Royaume-Uni : Remplacer Churchill par un blaireau sur les billets ?
Le Royaume-Uni va progressivement remplacer les visages de figures historiques sur les billets de banque par des dessins de la faune et la flore locale. Selon une enquête de la Banque d’Angleterre, 60 % des 44.000 répondants préfèrent la nature aux figures historiques.
« Winston Churchill a contribué à vaincre le fascisme en Europe. Il mérite mieux que d’être remplacé par un blaireau ! », a déclaré Ed Davey, le chef des Libéraux-démocrates au Royaume-Uni. L’expression « blaireau » fait référence à un animal et non pas à une insulte. Le Royaume-Uni se prépare à voir les visages de figures historiques disparaître des billets de banque britanniques au profit de représentations de la faune et de la flore locales.
Avec Winston Churchill, d’autres personnalités comme le peintre William Turner, le mathématicien Alan Turing et la romancière Jane Austen risquent également d’être remplacées. La Banque d’Angleterre a décidé de modifier les billets de 10, 20 et 50 livres principalement pour lutter contre la contrefaçon et a lancé une consultation l’été dernier.

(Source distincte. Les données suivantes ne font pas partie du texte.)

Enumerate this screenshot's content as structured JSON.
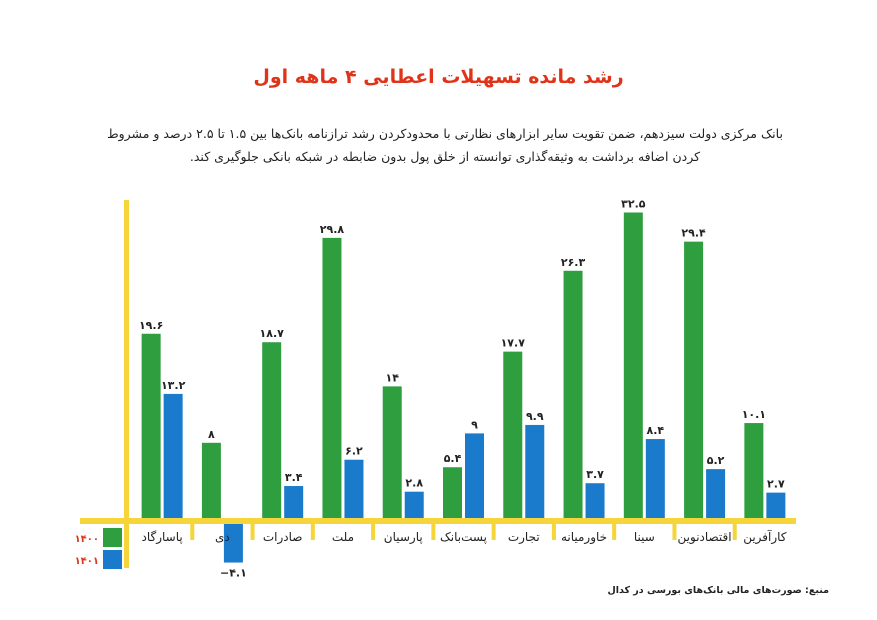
{
  "chart_data": {
    "type": "bar",
    "title": "رشد مانده تسهیلات اعطایی ۴ ماهه اول",
    "subtitle": "بانک مرکزی دولت سیزدهم، ضمن تقویت سایر ابزارهای نظارتی با محدودکردن رشد ترازنامه بانک‌ها بین ۱.۵ تا ۲.۵ درصد و مشروط کردن اضافه برداشت به وثیقه‌گذاری توانسته از خلق پول بدون ضابطه در شبکه بانکی جلوگیری کند.",
    "source": "منبع: صورت‌های مالی بانک‌های بورسی در کدال",
    "categories": [
      "پاسارگاد",
      "دی",
      "صادرات",
      "ملت",
      "پارسیان",
      "پست‌بانک",
      "تجارت",
      "خاورمیانه",
      "سینا",
      "اقتصادنوین",
      "کارآفرین"
    ],
    "series": [
      {
        "name": "۱۴۰۰",
        "color": "#2e9e3f",
        "values": [
          19.6,
          8,
          18.7,
          29.8,
          14,
          5.4,
          17.7,
          26.3,
          32.5,
          29.4,
          10.1
        ]
      },
      {
        "name": "۱۴۰۱",
        "color": "#1a7acc",
        "values": [
          13.2,
          -4.1,
          3.4,
          6.2,
          2.8,
          9,
          9.9,
          3.7,
          8.4,
          5.2,
          2.7
        ]
      }
    ],
    "legend_position": "bottom-left",
    "axis_color": "#f5d53a",
    "title_color": "#e0341a",
    "grid": false,
    "ylim": [
      -5,
      35
    ]
  }
}
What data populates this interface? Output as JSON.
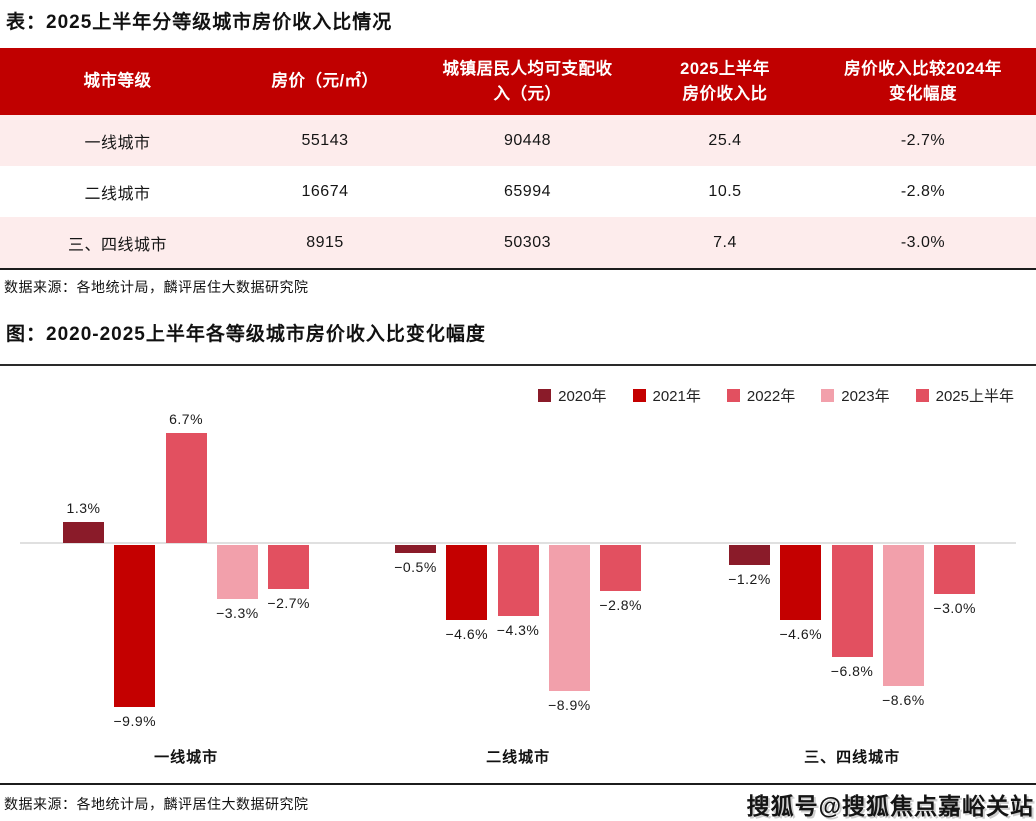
{
  "page": {
    "background": "#ffffff",
    "table_title": "表：2025上半年分等级城市房价收入比情况",
    "table_source": "数据来源：各地统计局，麟评居住大数据研究院",
    "chart_title": "图：2020-2025上半年各等级城市房价收入比变化幅度",
    "chart_source": "数据来源：各地统计局，麟评居住大数据研究院",
    "watermark": "搜狐号@搜狐焦点嘉峪关站"
  },
  "colors": {
    "table_header_bg": "#c00000",
    "table_header_text": "#ffffff",
    "table_stripe_bg": "#fdecec",
    "divider_dark": "#1c1c1c",
    "zero_line": "#e0e0e0"
  },
  "chart_data": [
    {
      "type": "table",
      "title": "表：2025上半年分等级城市房价收入比情况",
      "columns": [
        "城市等级",
        "房价（元/㎡）",
        "城镇居民人均可支配收\n入（元）",
        "2025上半年\n房价收入比",
        "房价收入比较2024年\n变化幅度"
      ],
      "rows": [
        [
          "一线城市",
          "55143",
          "90448",
          "25.4",
          "-2.7%"
        ],
        [
          "二线城市",
          "16674",
          "65994",
          "10.5",
          "-2.8%"
        ],
        [
          "三、四线城市",
          "8915",
          "50303",
          "7.4",
          "-3.0%"
        ]
      ],
      "source": "数据来源：各地统计局，麟评居住大数据研究院"
    },
    {
      "type": "bar",
      "title": "图：2020-2025上半年各等级城市房价收入比变化幅度",
      "categories": [
        "一线城市",
        "二线城市",
        "三、四线城市"
      ],
      "series": [
        {
          "name": "2020年",
          "color": "#8a1b29",
          "values": [
            1.3,
            -0.5,
            -1.2
          ]
        },
        {
          "name": "2021年",
          "color": "#c40000",
          "values": [
            -9.9,
            -4.6,
            -4.6
          ]
        },
        {
          "name": "2022年",
          "color": "#e25060",
          "values": [
            6.7,
            -4.3,
            -6.8
          ]
        },
        {
          "name": "2023年",
          "color": "#f2a0ab",
          "values": [
            -3.3,
            -8.9,
            -8.6
          ]
        },
        {
          "name": "2025上半年",
          "color": "#e25060",
          "values": [
            -2.7,
            -2.8,
            -3.0
          ]
        }
      ],
      "value_suffix": "%",
      "xlabel": "",
      "ylabel": "",
      "ylim": [
        -11,
        8
      ],
      "grid": false,
      "legend_position": "top-right",
      "baseline": 0,
      "source": "数据来源：各地统计局，麟评居住大数据研究院"
    }
  ]
}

Les résultats montrent que les participants ont opté pour des animaux comme les blaireaux et les hérissons, au détriment des figures historiques. Cela a suscité des réactions vives de la part de nombreux élus et personnalités.
### Conférer de la « gravité » à des « bouts de papiers »

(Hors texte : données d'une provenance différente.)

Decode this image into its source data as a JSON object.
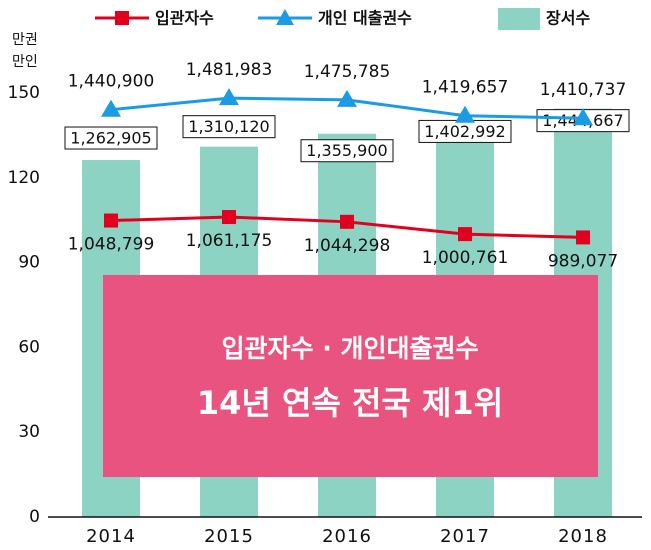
{
  "chart_data": {
    "type": "combo",
    "ylabel": [
      "만권",
      "만인"
    ],
    "categories": [
      "2014",
      "2015",
      "2016",
      "2017",
      "2018"
    ],
    "series": [
      {
        "name": "장서수",
        "type": "bar",
        "color": "#8dd3c3",
        "values": [
          126.2905,
          131.012,
          135.59,
          140.2992,
          144.4667
        ],
        "value_labels": [
          "1,262,905",
          "1,310,120",
          "1,355,900",
          "1,402,992",
          "1,444,667"
        ]
      },
      {
        "name": "입관자수",
        "type": "line",
        "color": "#e2001f",
        "values": [
          104.8799,
          106.1175,
          104.4298,
          100.0761,
          98.9077
        ],
        "value_labels": [
          "1,048,799",
          "1,061,175",
          "1,044,298",
          "1,000,761",
          "989,077"
        ]
      },
      {
        "name": "개인 대출권수",
        "type": "line",
        "color": "#1b9ce2",
        "values": [
          144.09,
          148.1983,
          147.5785,
          141.9657,
          141.0737
        ],
        "value_labels": [
          "1,440,900",
          "1,481,983",
          "1,475,785",
          "1,419,657",
          "1,410,737"
        ]
      }
    ],
    "ylim": [
      0,
      150
    ],
    "yticks": [
      0,
      30,
      60,
      90,
      120,
      150
    ],
    "annotations": [
      "입관자수 · 개인대출권수",
      "14년 연속 전국 제1위"
    ],
    "legend": "top"
  }
}
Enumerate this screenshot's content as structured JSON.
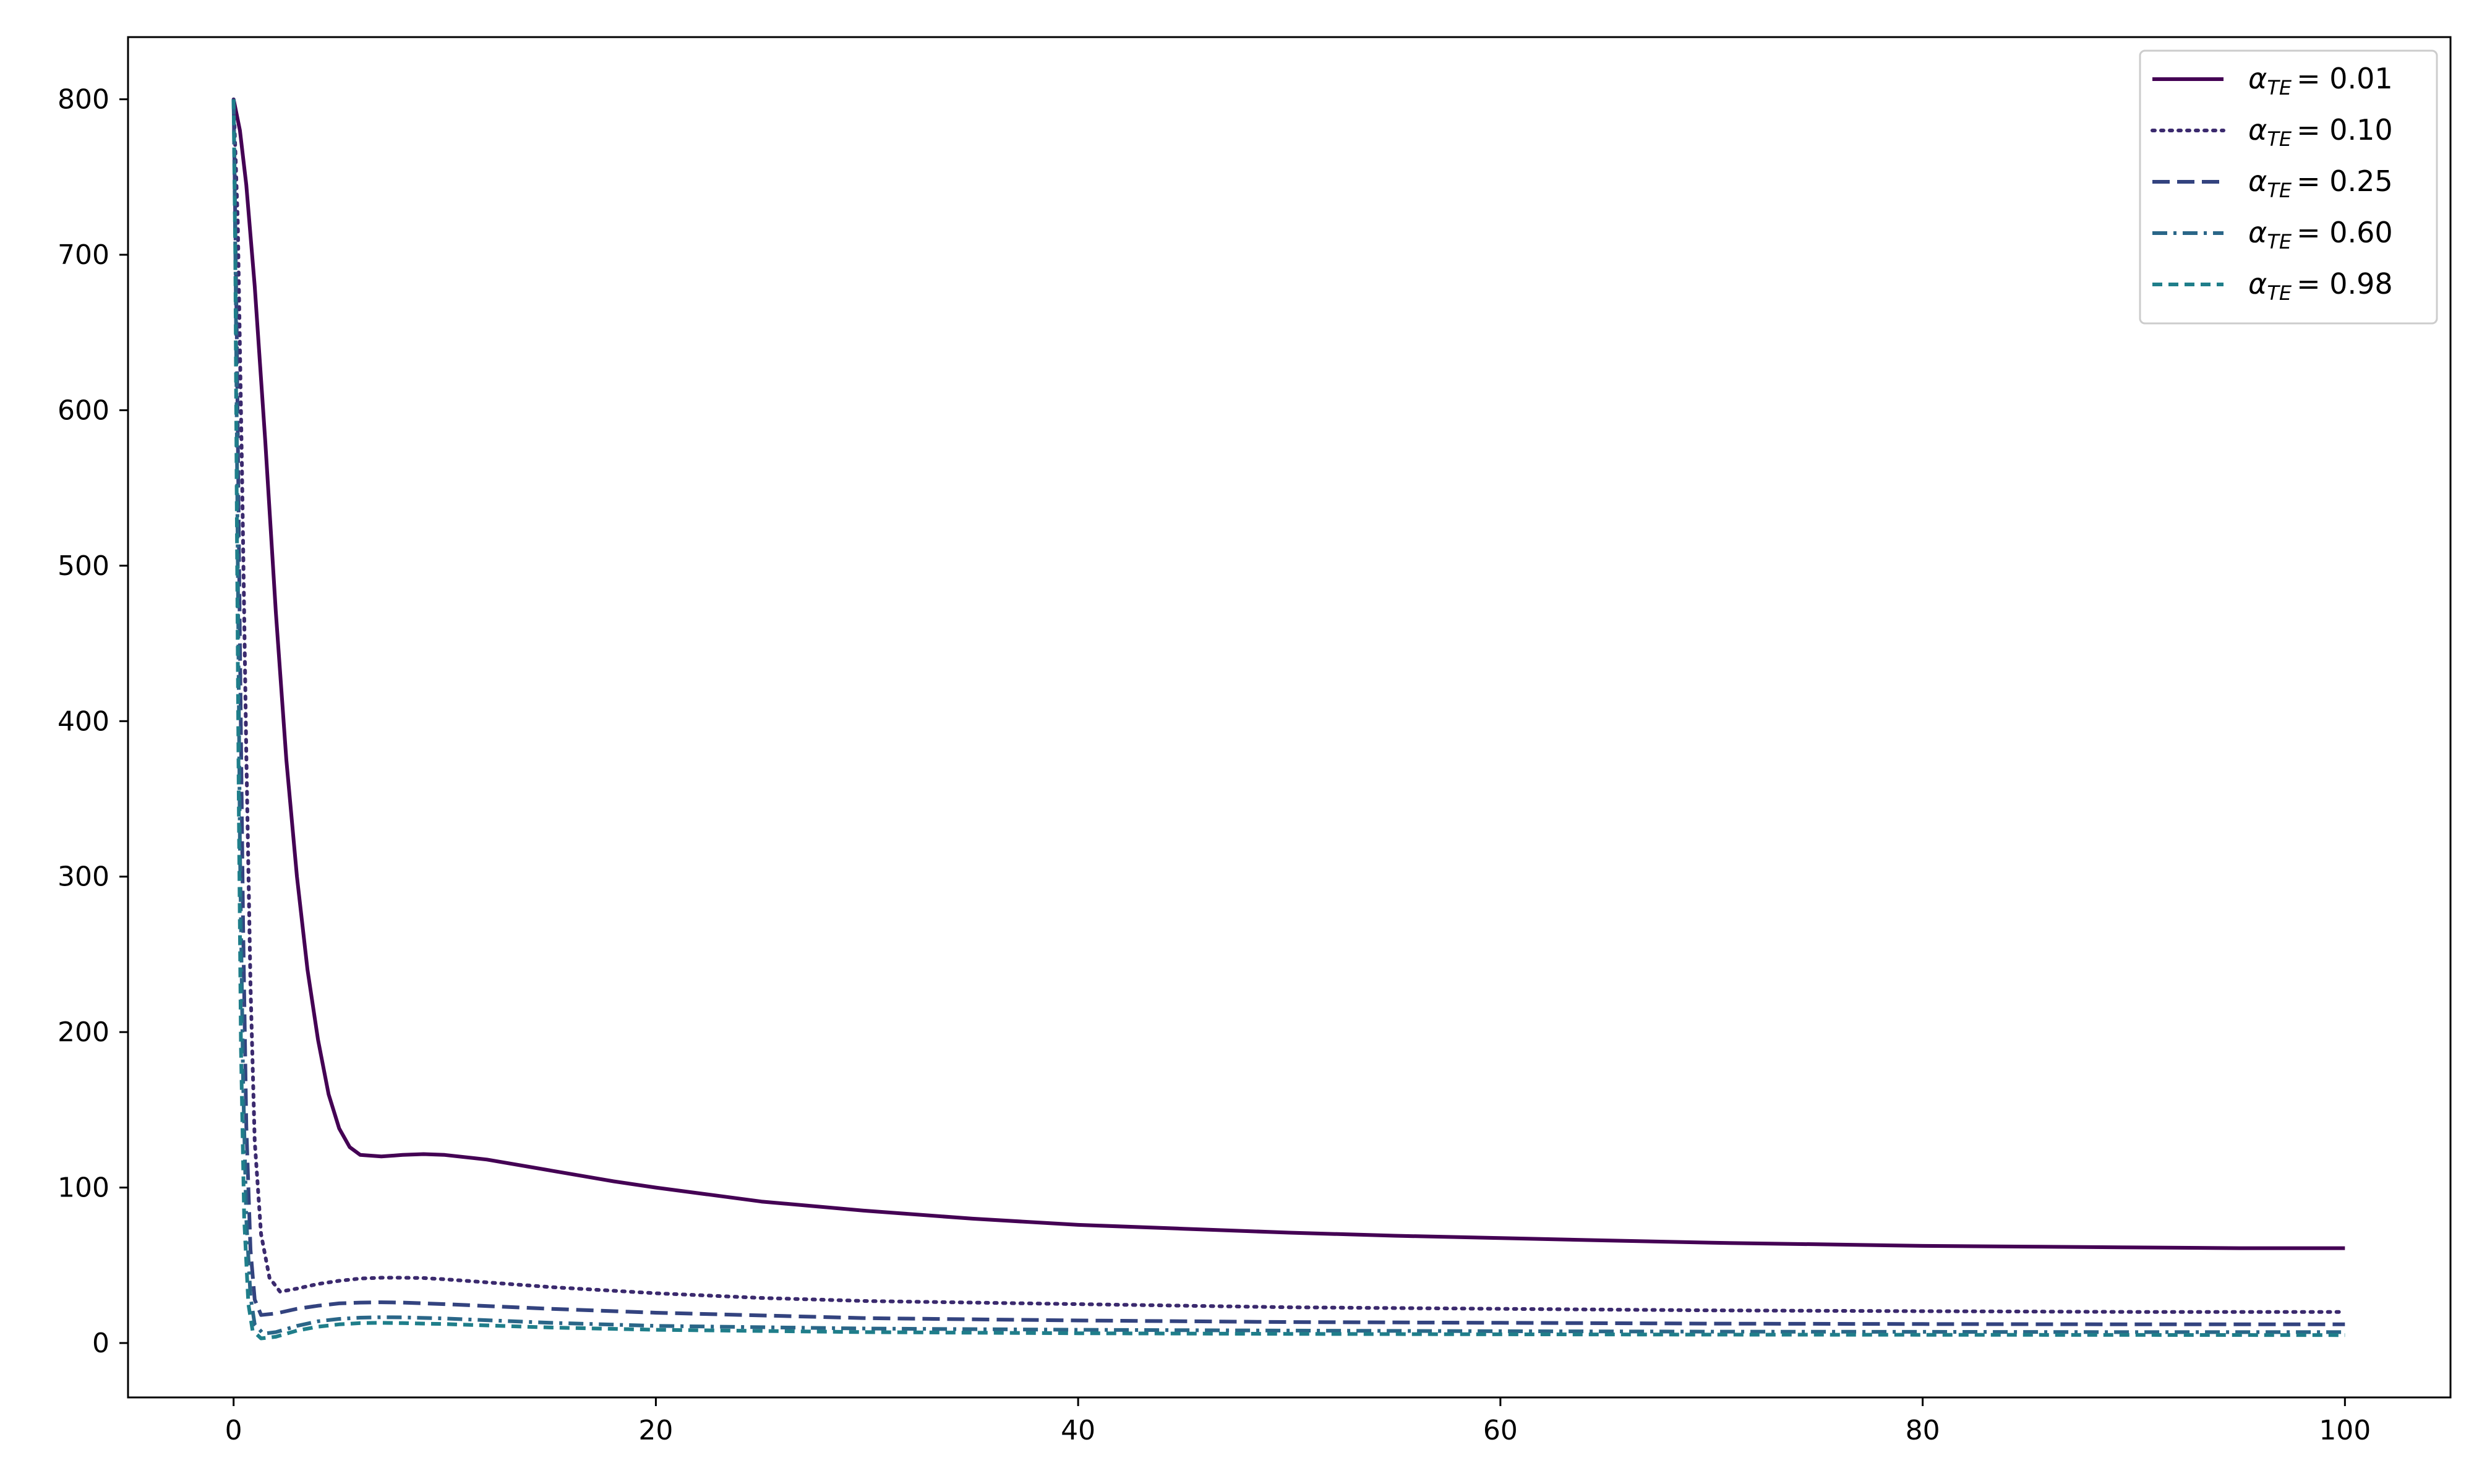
{
  "chart_data": {
    "type": "line",
    "title": "",
    "xlabel": "",
    "ylabel": "",
    "xlim": [
      -5,
      105
    ],
    "ylim": [
      -35,
      840
    ],
    "xticks": [
      0,
      20,
      40,
      60,
      80,
      100
    ],
    "yticks": [
      0,
      100,
      200,
      300,
      400,
      500,
      600,
      700,
      800
    ],
    "grid": false,
    "legend_position": "top-right",
    "series": [
      {
        "name_symbol": "α",
        "name_subscript": "TE",
        "name_value": "= 0.01",
        "color": "#440154",
        "dash": "solid",
        "points": [
          [
            0,
            800
          ],
          [
            0.3,
            780
          ],
          [
            0.6,
            745
          ],
          [
            1,
            680
          ],
          [
            1.5,
            580
          ],
          [
            2,
            470
          ],
          [
            2.5,
            375
          ],
          [
            3,
            300
          ],
          [
            3.5,
            240
          ],
          [
            4,
            195
          ],
          [
            4.5,
            160
          ],
          [
            5,
            138
          ],
          [
            5.5,
            126
          ],
          [
            6,
            121
          ],
          [
            7,
            120
          ],
          [
            8,
            121
          ],
          [
            9,
            121.5
          ],
          [
            10,
            121
          ],
          [
            12,
            118
          ],
          [
            15,
            111
          ],
          [
            18,
            104
          ],
          [
            20,
            100
          ],
          [
            25,
            91
          ],
          [
            30,
            85
          ],
          [
            35,
            80
          ],
          [
            40,
            76
          ],
          [
            45,
            73.5
          ],
          [
            50,
            71
          ],
          [
            55,
            69
          ],
          [
            60,
            67.5
          ],
          [
            65,
            66
          ],
          [
            70,
            64.5
          ],
          [
            75,
            63.5
          ],
          [
            80,
            62.5
          ],
          [
            85,
            62
          ],
          [
            90,
            61.5
          ],
          [
            95,
            61
          ],
          [
            100,
            61
          ]
        ]
      },
      {
        "name_symbol": "α",
        "name_subscript": "TE",
        "name_value": "= 0.10",
        "color": "#3b2a6e",
        "dash": "dotted",
        "points": [
          [
            0,
            800
          ],
          [
            0.2,
            720
          ],
          [
            0.4,
            560
          ],
          [
            0.6,
            380
          ],
          [
            0.8,
            230
          ],
          [
            1,
            130
          ],
          [
            1.3,
            70
          ],
          [
            1.7,
            42
          ],
          [
            2.2,
            33
          ],
          [
            3,
            35
          ],
          [
            4,
            38
          ],
          [
            5,
            40
          ],
          [
            6,
            41.5
          ],
          [
            7,
            42
          ],
          [
            8,
            42
          ],
          [
            9,
            41.8
          ],
          [
            10,
            41
          ],
          [
            12,
            39
          ],
          [
            15,
            36
          ],
          [
            20,
            32
          ],
          [
            25,
            29
          ],
          [
            30,
            27
          ],
          [
            40,
            25
          ],
          [
            50,
            23
          ],
          [
            60,
            22
          ],
          [
            70,
            21
          ],
          [
            80,
            20.5
          ],
          [
            90,
            20
          ],
          [
            100,
            20
          ]
        ]
      },
      {
        "name_symbol": "α",
        "name_subscript": "TE",
        "name_value": "= 0.25",
        "color": "#33437f",
        "dash": "dashed",
        "points": [
          [
            0,
            800
          ],
          [
            0.15,
            650
          ],
          [
            0.3,
            450
          ],
          [
            0.45,
            270
          ],
          [
            0.6,
            140
          ],
          [
            0.8,
            60
          ],
          [
            1,
            28
          ],
          [
            1.3,
            18
          ],
          [
            2,
            19
          ],
          [
            3,
            22
          ],
          [
            4,
            24
          ],
          [
            5,
            25.5
          ],
          [
            6,
            26
          ],
          [
            7,
            26.2
          ],
          [
            8,
            26
          ],
          [
            10,
            25
          ],
          [
            15,
            22
          ],
          [
            20,
            19.5
          ],
          [
            30,
            16
          ],
          [
            40,
            14.5
          ],
          [
            50,
            13.5
          ],
          [
            60,
            13
          ],
          [
            70,
            12.5
          ],
          [
            80,
            12.2
          ],
          [
            90,
            12
          ],
          [
            100,
            12
          ]
        ]
      },
      {
        "name_symbol": "α",
        "name_subscript": "TE",
        "name_value": "= 0.60",
        "color": "#2a6688",
        "dash": "dashdot",
        "points": [
          [
            0,
            800
          ],
          [
            0.1,
            680
          ],
          [
            0.2,
            500
          ],
          [
            0.3,
            320
          ],
          [
            0.45,
            170
          ],
          [
            0.6,
            80
          ],
          [
            0.8,
            30
          ],
          [
            1,
            12
          ],
          [
            1.4,
            6
          ],
          [
            2,
            7
          ],
          [
            3,
            11
          ],
          [
            4,
            14
          ],
          [
            5,
            15.5
          ],
          [
            6,
            16.3
          ],
          [
            7,
            16.6
          ],
          [
            8,
            16.5
          ],
          [
            10,
            15.8
          ],
          [
            15,
            13
          ],
          [
            20,
            11
          ],
          [
            30,
            9.3
          ],
          [
            40,
            8.5
          ],
          [
            50,
            8
          ],
          [
            60,
            7.6
          ],
          [
            70,
            7.3
          ],
          [
            80,
            7.2
          ],
          [
            90,
            7
          ],
          [
            100,
            7
          ]
        ]
      },
      {
        "name_symbol": "α",
        "name_subscript": "TE",
        "name_value": "= 0.98",
        "color": "#1f7e8a",
        "dash": "shortdash",
        "points": [
          [
            0,
            800
          ],
          [
            0.08,
            700
          ],
          [
            0.16,
            520
          ],
          [
            0.25,
            340
          ],
          [
            0.35,
            190
          ],
          [
            0.5,
            80
          ],
          [
            0.7,
            25
          ],
          [
            0.9,
            8
          ],
          [
            1.3,
            3
          ],
          [
            2,
            4
          ],
          [
            3,
            8
          ],
          [
            4,
            10.5
          ],
          [
            5,
            12
          ],
          [
            6,
            12.8
          ],
          [
            7,
            13
          ],
          [
            8,
            12.8
          ],
          [
            10,
            12.2
          ],
          [
            15,
            10
          ],
          [
            20,
            8.5
          ],
          [
            30,
            7
          ],
          [
            40,
            6.3
          ],
          [
            50,
            5.9
          ],
          [
            60,
            5.6
          ],
          [
            70,
            5.4
          ],
          [
            80,
            5.3
          ],
          [
            90,
            5.2
          ],
          [
            100,
            5.1
          ]
        ]
      }
    ]
  }
}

« Quels que soient les animaux qui finiront par être retenus, c’en est fini de Winston Churchill, Jane Austen, J.M.W. Turner et Alan Turing – et de la fière tradition qui consiste à rendre hommage à nos plus grands Britanniques. Quelle parodie ! », s’est indigné Matthew Lynn dans les colonnes du *Spectator*. Le journaliste accuse la Banque d’Angleterre de « faire de son mieux pour tuer la monnaie papier le plus vite possible ». Selon lui, « pour rendre les billets un peu plus crédibles, les banques centrales ont pour coutume de faire appel à de grandes et sérieuses figures historiques, qui confèrent l’indispensable impression de gravité, de continuité et de permanence à ce qui, sans cela, risquerait de ne ressembler qu’à de simples bouts de papier chamarrés ».

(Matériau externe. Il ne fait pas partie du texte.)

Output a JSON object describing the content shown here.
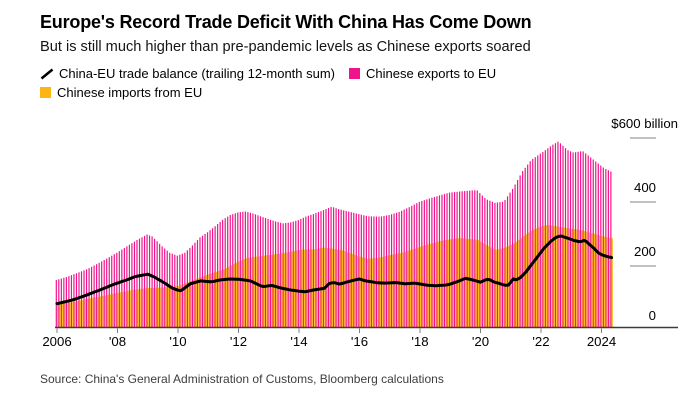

Pour le député d’extrême droite Nigel Farage, la Banque d’Angleterre est devenue « folle et siphonnée » avec cette idée « woke ». Ed Davey a aussi jugé que c’était le « pire moment », alors qu’une « guerre fait rage en Europe, nous devrions célébrer la résistance de la Grande-Bretagne face aux nazis. » La cheffe de l’opposition officielle, Kemi Badenoch, leader du Parti conservateur, a regretté que cette « idée idiote » équivaille à « effacer notre histoire ». « Je suis une grande admiratrice de Winston Churchill. Je pense qu’il est largement considéré comme le plus grand Premier ministre que ce pays ait connu en temps de guerre », a-t-elle ajouté.
### Où sont les écureuils pro-esclavages ?
Alors que l’opposition politique s’exprime, la nature a séduit 60 % des 44 000 répondants à l’enquête de la Banque d’Angleterre. Cela arrive juste après les monuments et l’architecture (56 %) et bien devant les figures historiques (38 %). Comme le souligne *The Economist*, les animaux engendrent moins de controverses. « Les blaireaux ne peuvent pas être fustigés pour leurs convictions sur l’existence d’une hiérarchie entre les races, à l’inverse de Winston Churchill […] Aucun écureuil ne peut être associé à l’esclavage. On ne peut pas en dire autant de Jane Austen », fait remarquer le journal.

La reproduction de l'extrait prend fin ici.